Was hat es mit dem (Sanskrit-)Begriff „Varna“ in der indischen Musik auf sich? So eindeutig, wie es in Olivier Messiaens „Traité de Rythme, de Couleur, et d’Ornithologie“ (1994) oder in seinem früheren Werk (1949) scheint, ist die Lage nie gewesen. Als erstes stößt man wohl auf die Vorstellung „Kaste“ (von lat. „castus“ – rein!), was alsbald nach Indien zurückführt, wo der Begriff „Varna“ in diesem Sinne gebraucht wird, nämlich im Sinne von „Klasse, Stand, Farbe“. Offenbar weist der Begriff nicht (mehr) auf eine Einteilung nach Hautfarben hin, vielmehr sind den Kasten (sekundär?) verschiedene Farben zugeordnet: Weiß, Rot, Gelb und Schwarz. („Zufällig“ entsprechen die Farben den klischeehaften Rassezuschreibungen.) Der Begriff könnte sich aber zunächst ganz einfach auf ein System der oberflächlichen Einteilung oder Unterscheidung beziehen. (Wie der Begriff Jati, der ebenfalls in der Musik verwendet wird.)

Varna

Quelle Thomas Daniel Schlee, Dietrich Kämper (Hrsg.): Olivier Messiaen La Cité céleste – Das himmlische Jerusalem Über Leben und Werk des französischen Komponisten / Wienand Verlag Forum Guardini Köln 1998 ISBN 3-87909-585-X (Seite 79)

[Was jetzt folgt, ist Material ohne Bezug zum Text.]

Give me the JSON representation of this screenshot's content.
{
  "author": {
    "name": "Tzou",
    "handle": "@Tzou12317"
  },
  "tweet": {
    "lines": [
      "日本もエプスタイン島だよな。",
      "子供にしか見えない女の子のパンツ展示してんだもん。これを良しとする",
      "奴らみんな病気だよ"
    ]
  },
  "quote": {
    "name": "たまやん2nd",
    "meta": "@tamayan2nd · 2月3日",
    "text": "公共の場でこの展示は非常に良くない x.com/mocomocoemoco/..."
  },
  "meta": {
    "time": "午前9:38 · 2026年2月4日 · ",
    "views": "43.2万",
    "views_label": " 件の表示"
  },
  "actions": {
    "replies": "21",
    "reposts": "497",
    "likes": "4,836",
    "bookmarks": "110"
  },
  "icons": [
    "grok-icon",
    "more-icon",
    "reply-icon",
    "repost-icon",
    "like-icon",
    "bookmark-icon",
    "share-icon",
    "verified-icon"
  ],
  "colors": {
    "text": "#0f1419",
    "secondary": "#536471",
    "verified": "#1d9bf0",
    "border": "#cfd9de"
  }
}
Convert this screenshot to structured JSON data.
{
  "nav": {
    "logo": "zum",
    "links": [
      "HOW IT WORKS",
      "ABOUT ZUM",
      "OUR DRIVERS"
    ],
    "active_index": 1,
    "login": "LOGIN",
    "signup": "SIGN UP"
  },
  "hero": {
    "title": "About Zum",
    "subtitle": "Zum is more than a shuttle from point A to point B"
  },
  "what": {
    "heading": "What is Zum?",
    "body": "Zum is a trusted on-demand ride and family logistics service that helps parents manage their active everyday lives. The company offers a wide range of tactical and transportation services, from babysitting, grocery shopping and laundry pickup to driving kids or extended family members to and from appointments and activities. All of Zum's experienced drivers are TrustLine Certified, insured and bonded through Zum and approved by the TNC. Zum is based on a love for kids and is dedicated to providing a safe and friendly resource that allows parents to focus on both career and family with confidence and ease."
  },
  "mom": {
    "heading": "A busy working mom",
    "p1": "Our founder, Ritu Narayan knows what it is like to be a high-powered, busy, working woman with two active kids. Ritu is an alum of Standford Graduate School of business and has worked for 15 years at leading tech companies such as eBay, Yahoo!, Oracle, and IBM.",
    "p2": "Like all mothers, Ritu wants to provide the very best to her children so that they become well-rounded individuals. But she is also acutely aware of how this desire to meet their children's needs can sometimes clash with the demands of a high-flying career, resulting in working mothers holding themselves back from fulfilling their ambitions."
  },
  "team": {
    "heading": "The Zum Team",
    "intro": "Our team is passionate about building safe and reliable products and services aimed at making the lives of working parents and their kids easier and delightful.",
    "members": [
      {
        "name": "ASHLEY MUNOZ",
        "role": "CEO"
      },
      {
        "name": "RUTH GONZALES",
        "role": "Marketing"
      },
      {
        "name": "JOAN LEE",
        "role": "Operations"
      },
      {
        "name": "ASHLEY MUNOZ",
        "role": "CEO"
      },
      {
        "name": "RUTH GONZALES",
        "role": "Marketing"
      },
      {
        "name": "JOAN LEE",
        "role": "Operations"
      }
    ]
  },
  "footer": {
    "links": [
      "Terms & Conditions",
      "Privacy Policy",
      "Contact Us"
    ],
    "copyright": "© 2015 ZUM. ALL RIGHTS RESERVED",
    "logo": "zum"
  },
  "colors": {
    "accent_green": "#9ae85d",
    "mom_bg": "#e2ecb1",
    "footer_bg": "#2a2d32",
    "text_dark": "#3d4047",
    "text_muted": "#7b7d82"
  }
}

Offenbar hat Messiaen die einmal gefällte Entscheidung nie überprüft: dass „varna“ soviel wie „couleur[s]“ („Farben“) bedeutet und „miçra varna“ – üblicherweise in englischer Umschrift als „mishra“ – folgerichtig „mélange des couleurs“ („Mischung der Farben“). Und nicht genug damit, gerade diese (fragwürdige) Übersetzung verleitet ihn dazu, die Sache – noch poetischer – als „Regenbogen der Dauern“ zu verstehen. Eine eher private Assoziation: „l’arc-en-ciel“ et l’extase coloré des point d’orgue (Vorwort zu „Couleurs de la Cité céleste“), solche Sprachfiguren findet man bei Messiaen nicht selten. Die alten Inder aber hatten dieses rhythmische Phänomen wohl kaum  so poetisch gesehen, sondern eher rein technisch, „systemisch“. In diese Richtung weist auch die Behandlung des Wortes Varnam bei Josef Kuckertz (bitte anklicken):

Varna Kuckertz

Quelle Josef Kuckertz: Form und Melodiebildung der karnatischen Musik Südindiens / Wiesbaden 1970 Band 1 Seite 82

In die Richtung von „Farbe“ weist allenfalls die Bedeutungsvariante „Schmuck“. Jeder südindische Musiker, den man heute nach der Bedeutung des Wortes „varna“ fragt, wird zur Antwort geben: das ist ein Musikstück, ein Übungsstück, vielleicht sogar: eine Art „Konzertetüde“.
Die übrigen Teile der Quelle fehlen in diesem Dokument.